As of June 25, 2021, domestic travelers to Queens, or to anywhere in New York State, are no longer required to submit traveler health forms or provide proof of vaccination. However, proof of vaccination is still required by some individual businesses.
Can I fly directly to Queens?
Queens is served by three major airports: John F. Kennedy International Airport (JFK); Newark Liberty International Airport (EWR), in the nearby state of New Jersey; and LaGuardia Airport (LGA). Most international travelers fly into JFK or Newark, where dedicated trains deliver them to public transport. From JFK, fixed-fare taxi rides are also available to anywhere in the city. LaGuardia, which serves travelers from the United States and Canada, is served by several bus routes as well as by taxis.
What is the best restaurant in Queens?
The unparalleled variety of culinary delights in Queens makes any head-to-head comparisons near-impossible, and so the “best” is hard to define.
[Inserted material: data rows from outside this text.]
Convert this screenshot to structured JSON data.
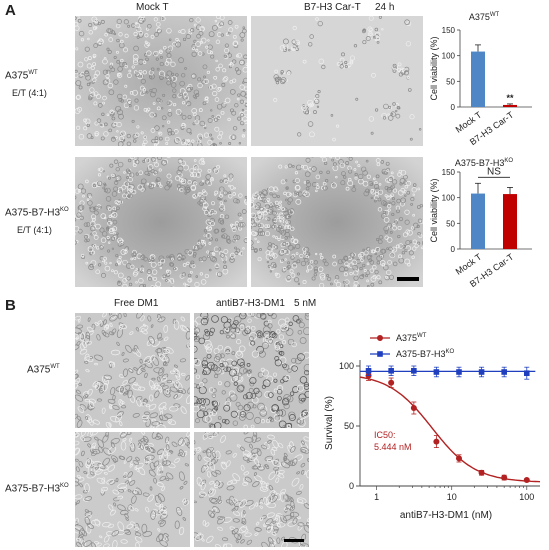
{
  "panel_a": {
    "letter": "A",
    "col_headers": [
      "Mock T",
      "B7-H3 Car-T"
    ],
    "time": "24 h",
    "rows": [
      {
        "cell_line": "A375",
        "sup": "WT",
        "ratio": "E/T (4:1)"
      },
      {
        "cell_line": "A375-B7-H3",
        "sup": "KO",
        "ratio": "E/T (4:1)"
      }
    ]
  },
  "panel_b": {
    "letter": "B",
    "col_headers": [
      "Free DM1",
      "antiB7-H3-DM1",
      "5 nM"
    ],
    "rows": [
      {
        "cell_line": "A375",
        "sup": "WT"
      },
      {
        "cell_line": "A375-B7-H3",
        "sup": "KO"
      }
    ]
  },
  "chart_data": [
    {
      "type": "bar",
      "title": "A375",
      "title_sup": "WT",
      "categories": [
        "Mock T",
        "B7-H3 Car-T"
      ],
      "values": [
        108,
        4
      ],
      "errors": [
        13,
        2
      ],
      "colors": [
        "#4f86c6",
        "#c00000"
      ],
      "ylabel": "Cell viability (%)",
      "ylim": [
        0,
        150
      ],
      "yticks": [
        "0",
        "50",
        "100",
        "150"
      ],
      "annotation": "**"
    },
    {
      "type": "bar",
      "title": "A375-B7-H3",
      "title_sup": "KO",
      "categories": [
        "Mock T",
        "B7-H3 Car-T"
      ],
      "values": [
        108,
        107
      ],
      "errors": [
        20,
        13
      ],
      "colors": [
        "#4f86c6",
        "#c00000"
      ],
      "ylabel": "Cell viability (%)",
      "ylim": [
        0,
        150
      ],
      "yticks": [
        "0",
        "50",
        "100",
        "150"
      ],
      "annotation": "NS"
    },
    {
      "type": "line",
      "xlabel": "antiB7-H3-DM1 (nM)",
      "ylabel": "Survival (%)",
      "xscale": "log",
      "xlim": [
        0.6,
        150
      ],
      "ylim": [
        0,
        105
      ],
      "xticks": [
        "1",
        "10",
        "100"
      ],
      "yticks": [
        "0",
        "50",
        "100"
      ],
      "legend_position": "top",
      "annotation": [
        "IC50:",
        "5.444 nM"
      ],
      "series": [
        {
          "name": "A375",
          "name_sup": "WT",
          "color": "#b22222",
          "marker": "circle",
          "x": [
            0.78,
            1.56,
            3.13,
            6.25,
            12.5,
            25,
            50,
            100
          ],
          "y": [
            92,
            86,
            65,
            37,
            23,
            11,
            7,
            5
          ],
          "err": [
            4,
            4,
            5,
            5,
            3,
            2,
            2,
            1
          ]
        },
        {
          "name": "A375-B7-H3",
          "name_sup": "KO",
          "color": "#1f3fbf",
          "marker": "square",
          "x": [
            0.78,
            1.56,
            3.13,
            6.25,
            12.5,
            25,
            50,
            100
          ],
          "y": [
            96,
            96,
            96,
            95,
            95,
            95,
            95,
            94
          ],
          "err": [
            4,
            4,
            4,
            4,
            4,
            4,
            4,
            5
          ]
        }
      ]
    }
  ]
}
Even so, we can wholeheartedly recommend the “divine” food at Angel Indian Restaurant, the red-sauce fine dining at Park Side Restaurant and the soda-fountain “nostalgia, by the scoopful” at Eddie’s Sweet Shop.
Are there beaches in Queens?
Although Queens is surrounded on several sides by water, generally the waterfront offers little more than a view. The exception is Rockaway Beach, which boasts a five-and-a-half-mile-long boardwalk and an even longer beach open all summer for sunbathing, swimming and – if you’re game to rent a wetsuit and board – surfing. From much of Queens you can reach the beach in less than an hour by car, or an hour-and-a-half by public transport. Pass through the Jamaica Bay Wildlife Refuge on your way, a sprawling sanctuary for hundreds of bird species on the southern outskirts of the borough, offers guided presentations, hikes and family programs year-round.
Is Queens suitable for children?
Parents will find plenty of food that their children will enjoy. Chinese dumplings and noodles, and Latin American kebabs and empanadas, quickly come to mind; so do Italian ices in a rainbow of flavors. Navigating a stroller through the narrow, crowded sidewalks of Flushing or Corona can be problematic, however. By contrast, the upper reaches of Astoria – several stops to the north from most Long Island City hotels on the elevated 7 train or a short ride by car – offer wider and less challenging sidewalks. These are home to many family-friendly Greek tavernas, cafes and restaurants. Gantry Plaza State Park, in southern Long Island City, offers a playground and a mist fountain; wide, paved walkways beside the East River; and spectacular views of Midtown Manhattan. Almost invariably, a convoy of food trucks will line up just outside the park, too.